Driff Field, also known as drif field, driffield, dryfeld or simply Drif was a figure in the British book-dealing world during the 1980s and 1990s.

Contents

History

Drif started as a bookseller in the 1960s and later made a living partly as a "runner" or booksearcher, obtaining titles to order for private customers. In 1984 he began producing a self-published guide to All The Secondhand and Antiquarian Bookshops in Britain. Hugely successful for its wit and wide coverage of the field, the guide was nonetheless chaotic, idiosyncratic and often sarcastic, with entries such as: "the b[oo]ks are slowly transforming themselves back into rags"; "judging by body temp, shop seems to have expired in 1930"; "I could smell a bargain, pity was I had a cold that day"; "owner has been unwell recently with bad back (possibly caused by turning on the customers once too often)".

Drif also launched a periodical called Driffs: The Antiquarian and Secondhand Fortnightly, although the magazine was rarely published as frequently as that and folded in 1986 after 22 issues. Drif claimed to have debts of some £50,000 arising from the venture.
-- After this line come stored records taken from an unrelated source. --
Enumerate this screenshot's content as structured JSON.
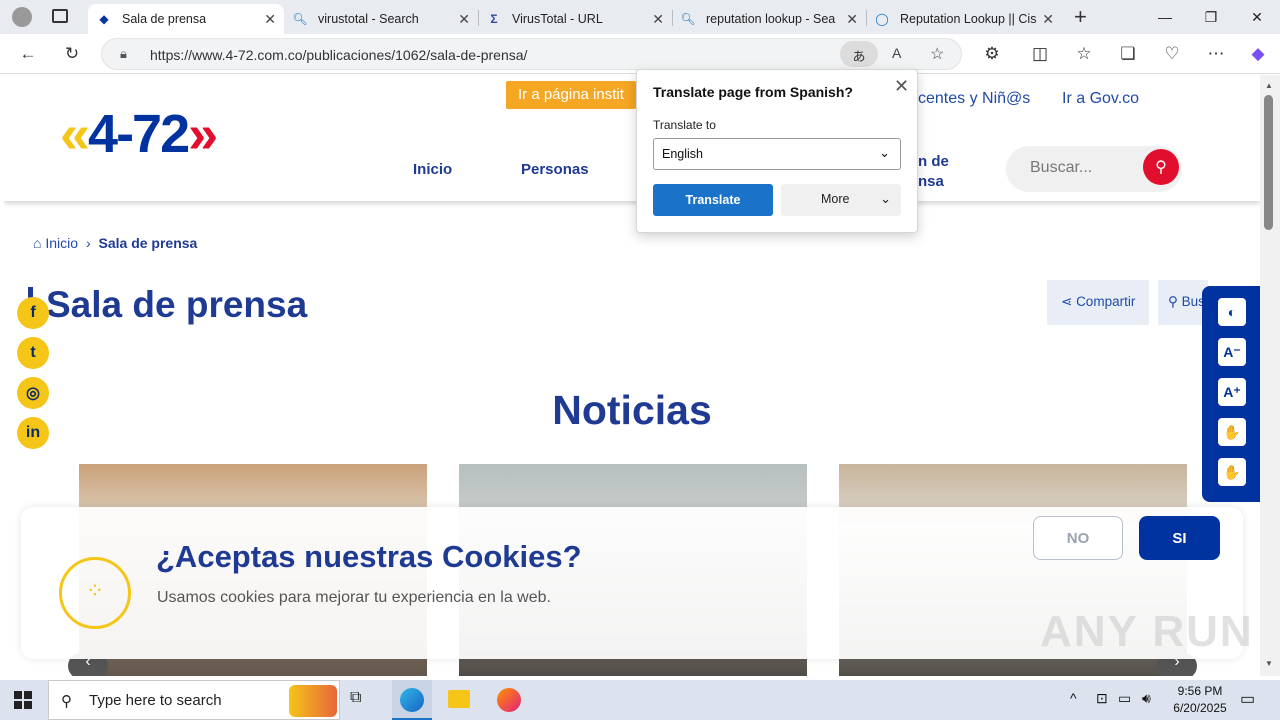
{
  "browser": {
    "tabs": [
      {
        "title": "Sala de prensa",
        "active": true
      },
      {
        "title": "virustotal - Search",
        "active": false
      },
      {
        "title": "VirusTotal - URL",
        "active": false
      },
      {
        "title": "reputation lookup - Search",
        "active": false
      },
      {
        "title": "Reputation Lookup || Cisco",
        "active": false
      }
    ],
    "url": "https://www.4-72.com.co/publicaciones/1062/sala-de-prensa/"
  },
  "translate_popup": {
    "title": "Translate page from Spanish?",
    "label": "Translate to",
    "language": "English",
    "translate_btn": "Translate",
    "more_btn": "More"
  },
  "site": {
    "logo": {
      "left": "«",
      "text": "4-72",
      "right": "»"
    },
    "top_button": "Ir a página instit",
    "top_links": [
      "centes y Niñ@s",
      "Ir a Gov.co"
    ],
    "menu": [
      "Inicio",
      "Personas",
      "n de",
      "nsa"
    ],
    "search_placeholder": "Buscar...",
    "breadcrumb": {
      "home": "Inicio",
      "current": "Sala de prensa"
    },
    "page_title": "Sala de prensa",
    "share_label": "Compartir",
    "bus_label": "Bus",
    "section_title": "Noticias"
  },
  "cookie": {
    "title": "¿Aceptas nuestras Cookies?",
    "text": "Usamos cookies para mejorar tu experiencia en la web.",
    "no": "NO",
    "yes": "SI"
  },
  "watermark": "ANY RUN",
  "taskbar": {
    "search_placeholder": "Type here to search",
    "time": "9:56 PM",
    "date": "6/20/2025"
  },
  "colors": {
    "brand_blue": "#0033a0",
    "brand_yellow": "#f5c518",
    "brand_red": "#e20e2e"
  }
}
The guide went through at least seven editions, dated 1984, 1985, 1987, 1991, 1992, 1994 and 1995. In the third he seemed to refer to a spell of mental illness after the publication of the second, though Francis Wheen thought this an intentionally misleading reference.

Name and identity

Although photos exist of the man (he fancied he resembled Raymond Carver) little is known about him or his current whereabouts, or even if he is still alive. Some sources cite his name as "B.C.M. Driffield" (probably by confusion with a post-office-box name) and others as "David Richard Ian Frederick Field", though Ian Sinclair implies that his real name has no direct relation to the word "Driffield", which was a name "found on a Yorkshire or Gloucestershire road sign". He is believed to have been brought up near Portsmouth and attended school in Newbury, England. In 1991 Francis Wheen considered that he "seems to be in his forties". Rumours persist of his being a spy, a criminal, a lunatic, a confidence trickster, a transvestite (he is depicted in drag in one edition of his Guide, and claims to have been treated in a "transvestite clinic"), a dandy, a fascist and a pedestrian (who claimed to have visited more than 1000 bookshops by public transport, bicycle and on foot). Most of these rumours are believed to originate from Drif himself.

In pop culture

Drif appears as a character in Iain Sinclair's novel White Chappell, Scarlet Tracings (1987). He took part at some point in The Cardinal And The Corpse, an occult documentary made by Chris Petit for Channel 4 and also featuring Alan Moore and Iain Sinclair.